Here's how I solved this: "Hi," I said.

"Hi," she replied. Then we parted ways.

Fifty minutes later and I knew the washer was ready. I ran downstairs to change loads, But no, the dryer was running.

Ah, okay. The first floor lady had been looking to dry her clothes. I was going to have to wait. Okay, I could handle this.

Ten minutes later and I'm upstairs. And I realize I didn't bother to check to see how long that damn dryer was running for.

Shit, I was sick of running up and down the stairs. "Corbie?" I asked, sweetly. Corb was sitting on the sofa, watching Modern Family, his current obsession. "Can you do me a favor?"

Corb frowned. Oh, the "F" word. I hate it, too. "What?"

"I've been downstairs for the laundry twice today. Can you go check and see if the first floor lady's laundry is done?"

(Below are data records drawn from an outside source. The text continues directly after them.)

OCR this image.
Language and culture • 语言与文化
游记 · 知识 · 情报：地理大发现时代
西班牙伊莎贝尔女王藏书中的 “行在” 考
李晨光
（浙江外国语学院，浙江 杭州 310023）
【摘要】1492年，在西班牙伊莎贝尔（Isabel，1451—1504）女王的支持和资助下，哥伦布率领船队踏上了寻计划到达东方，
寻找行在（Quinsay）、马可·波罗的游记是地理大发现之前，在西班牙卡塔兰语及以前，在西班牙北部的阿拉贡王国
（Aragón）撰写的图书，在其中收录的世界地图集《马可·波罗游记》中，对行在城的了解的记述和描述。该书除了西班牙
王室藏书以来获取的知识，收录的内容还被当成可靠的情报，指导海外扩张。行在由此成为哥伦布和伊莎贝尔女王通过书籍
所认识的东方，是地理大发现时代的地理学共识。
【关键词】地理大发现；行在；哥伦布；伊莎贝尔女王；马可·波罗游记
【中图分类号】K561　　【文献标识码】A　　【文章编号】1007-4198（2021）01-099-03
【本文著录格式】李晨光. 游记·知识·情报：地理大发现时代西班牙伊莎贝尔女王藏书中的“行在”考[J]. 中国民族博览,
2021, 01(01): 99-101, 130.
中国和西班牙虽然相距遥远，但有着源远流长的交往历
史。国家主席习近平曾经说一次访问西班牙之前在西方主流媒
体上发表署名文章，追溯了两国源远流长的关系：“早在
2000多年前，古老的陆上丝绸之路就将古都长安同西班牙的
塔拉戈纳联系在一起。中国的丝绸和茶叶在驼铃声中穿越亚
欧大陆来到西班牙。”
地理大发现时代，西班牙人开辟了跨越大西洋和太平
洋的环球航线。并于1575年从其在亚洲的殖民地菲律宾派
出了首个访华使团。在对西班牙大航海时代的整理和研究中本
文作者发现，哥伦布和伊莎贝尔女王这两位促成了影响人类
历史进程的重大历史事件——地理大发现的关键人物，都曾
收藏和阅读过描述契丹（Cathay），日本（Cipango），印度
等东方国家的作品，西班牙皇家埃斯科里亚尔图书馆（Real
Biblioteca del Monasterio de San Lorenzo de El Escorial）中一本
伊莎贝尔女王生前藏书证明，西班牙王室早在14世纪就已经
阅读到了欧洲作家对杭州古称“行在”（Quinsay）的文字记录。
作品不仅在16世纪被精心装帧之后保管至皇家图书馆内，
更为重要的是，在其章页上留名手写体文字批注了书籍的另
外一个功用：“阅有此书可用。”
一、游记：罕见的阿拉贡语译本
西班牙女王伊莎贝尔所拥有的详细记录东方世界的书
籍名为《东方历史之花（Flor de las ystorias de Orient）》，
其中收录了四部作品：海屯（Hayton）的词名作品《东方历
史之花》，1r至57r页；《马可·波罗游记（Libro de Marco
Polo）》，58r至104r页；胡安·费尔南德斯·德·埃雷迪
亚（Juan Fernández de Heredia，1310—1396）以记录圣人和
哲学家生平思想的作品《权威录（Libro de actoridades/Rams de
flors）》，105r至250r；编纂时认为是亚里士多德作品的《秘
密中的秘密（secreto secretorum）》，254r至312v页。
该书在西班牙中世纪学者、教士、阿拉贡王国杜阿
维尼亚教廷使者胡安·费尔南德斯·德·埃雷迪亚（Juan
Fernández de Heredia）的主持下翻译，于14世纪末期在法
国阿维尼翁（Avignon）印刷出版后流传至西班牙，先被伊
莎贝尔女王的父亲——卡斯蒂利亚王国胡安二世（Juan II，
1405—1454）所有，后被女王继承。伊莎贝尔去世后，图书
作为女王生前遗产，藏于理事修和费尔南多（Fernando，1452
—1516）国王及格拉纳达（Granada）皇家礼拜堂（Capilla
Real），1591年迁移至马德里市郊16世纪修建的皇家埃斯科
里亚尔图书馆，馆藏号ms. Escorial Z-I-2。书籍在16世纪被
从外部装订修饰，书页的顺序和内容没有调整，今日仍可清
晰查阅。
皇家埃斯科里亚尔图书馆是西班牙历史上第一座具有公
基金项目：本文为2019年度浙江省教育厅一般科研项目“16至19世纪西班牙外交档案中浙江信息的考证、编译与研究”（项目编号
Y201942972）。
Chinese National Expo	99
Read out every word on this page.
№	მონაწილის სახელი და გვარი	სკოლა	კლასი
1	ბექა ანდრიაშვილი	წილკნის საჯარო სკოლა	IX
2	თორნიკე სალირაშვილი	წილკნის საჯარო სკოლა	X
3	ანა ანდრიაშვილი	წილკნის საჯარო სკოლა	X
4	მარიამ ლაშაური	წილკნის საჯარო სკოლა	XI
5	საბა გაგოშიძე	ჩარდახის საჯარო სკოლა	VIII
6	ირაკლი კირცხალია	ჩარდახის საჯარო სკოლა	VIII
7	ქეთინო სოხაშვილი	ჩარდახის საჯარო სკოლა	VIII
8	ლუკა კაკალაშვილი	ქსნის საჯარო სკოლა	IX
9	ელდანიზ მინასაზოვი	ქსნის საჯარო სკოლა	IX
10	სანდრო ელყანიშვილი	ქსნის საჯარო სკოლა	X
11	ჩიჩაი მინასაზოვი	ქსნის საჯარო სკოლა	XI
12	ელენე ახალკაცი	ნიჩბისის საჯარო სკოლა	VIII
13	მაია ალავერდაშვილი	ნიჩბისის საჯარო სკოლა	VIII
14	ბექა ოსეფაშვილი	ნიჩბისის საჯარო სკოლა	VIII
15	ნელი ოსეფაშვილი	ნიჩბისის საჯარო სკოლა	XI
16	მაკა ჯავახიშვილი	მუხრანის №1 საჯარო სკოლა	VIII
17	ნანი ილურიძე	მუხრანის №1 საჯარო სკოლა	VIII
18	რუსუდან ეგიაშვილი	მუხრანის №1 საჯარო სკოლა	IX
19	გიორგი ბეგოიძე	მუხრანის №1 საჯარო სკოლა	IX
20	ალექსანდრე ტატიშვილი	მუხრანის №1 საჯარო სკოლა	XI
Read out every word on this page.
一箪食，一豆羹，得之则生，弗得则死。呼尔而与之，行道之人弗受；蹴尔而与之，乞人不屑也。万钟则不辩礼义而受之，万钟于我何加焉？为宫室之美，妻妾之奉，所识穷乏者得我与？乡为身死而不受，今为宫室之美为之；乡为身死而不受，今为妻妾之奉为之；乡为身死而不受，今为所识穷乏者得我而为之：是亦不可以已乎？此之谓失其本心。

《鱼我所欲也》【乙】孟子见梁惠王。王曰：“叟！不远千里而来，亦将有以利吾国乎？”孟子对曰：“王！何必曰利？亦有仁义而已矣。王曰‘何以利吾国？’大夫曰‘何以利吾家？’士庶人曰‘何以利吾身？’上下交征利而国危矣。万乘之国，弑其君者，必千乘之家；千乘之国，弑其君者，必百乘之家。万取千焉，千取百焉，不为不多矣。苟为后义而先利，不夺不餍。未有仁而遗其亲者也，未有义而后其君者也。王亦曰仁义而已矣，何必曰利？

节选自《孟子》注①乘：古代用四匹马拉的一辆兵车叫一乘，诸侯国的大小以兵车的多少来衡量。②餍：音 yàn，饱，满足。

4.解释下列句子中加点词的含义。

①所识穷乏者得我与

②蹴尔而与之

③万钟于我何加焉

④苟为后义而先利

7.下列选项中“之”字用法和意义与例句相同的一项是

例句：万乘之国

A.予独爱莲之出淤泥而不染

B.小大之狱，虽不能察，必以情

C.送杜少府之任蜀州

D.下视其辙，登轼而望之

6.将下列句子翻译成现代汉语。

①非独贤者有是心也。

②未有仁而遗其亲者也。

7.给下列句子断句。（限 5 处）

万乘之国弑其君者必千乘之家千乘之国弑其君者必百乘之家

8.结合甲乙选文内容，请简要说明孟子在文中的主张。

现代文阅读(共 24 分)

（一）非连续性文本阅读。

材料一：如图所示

Now seriously, Corb looked a little bothered. You'd think I asked him to rob a bank or something. "But how about if she's done there?"

"She was, earlier."

His lower lip jutted out. "But if she sees me nagging her to get her laundry out of the dryer, she'll hate me."

"If that's the case, she already hates me for stealing her space with the washer."

Ah. Corb triumphant. He had found his way out. "Then she can't hate me. We are a couple. You're only supposed to hate one half of a couple. If she hates you, she has to like me. So I can't go down."


Reluctantly, he went downstairs. It wasn't easy. I had to lift him off that sofa, push him to the door. Shove him down the stairs. But goddamit, why should i have to deal with the laundry politics, each and every time? There's another advantage to getting a house (if we get a house...this week will determine that!): no getting lathered up about the laundry. For that alone (and the thought of getting my own den,) it's going to be well worth it.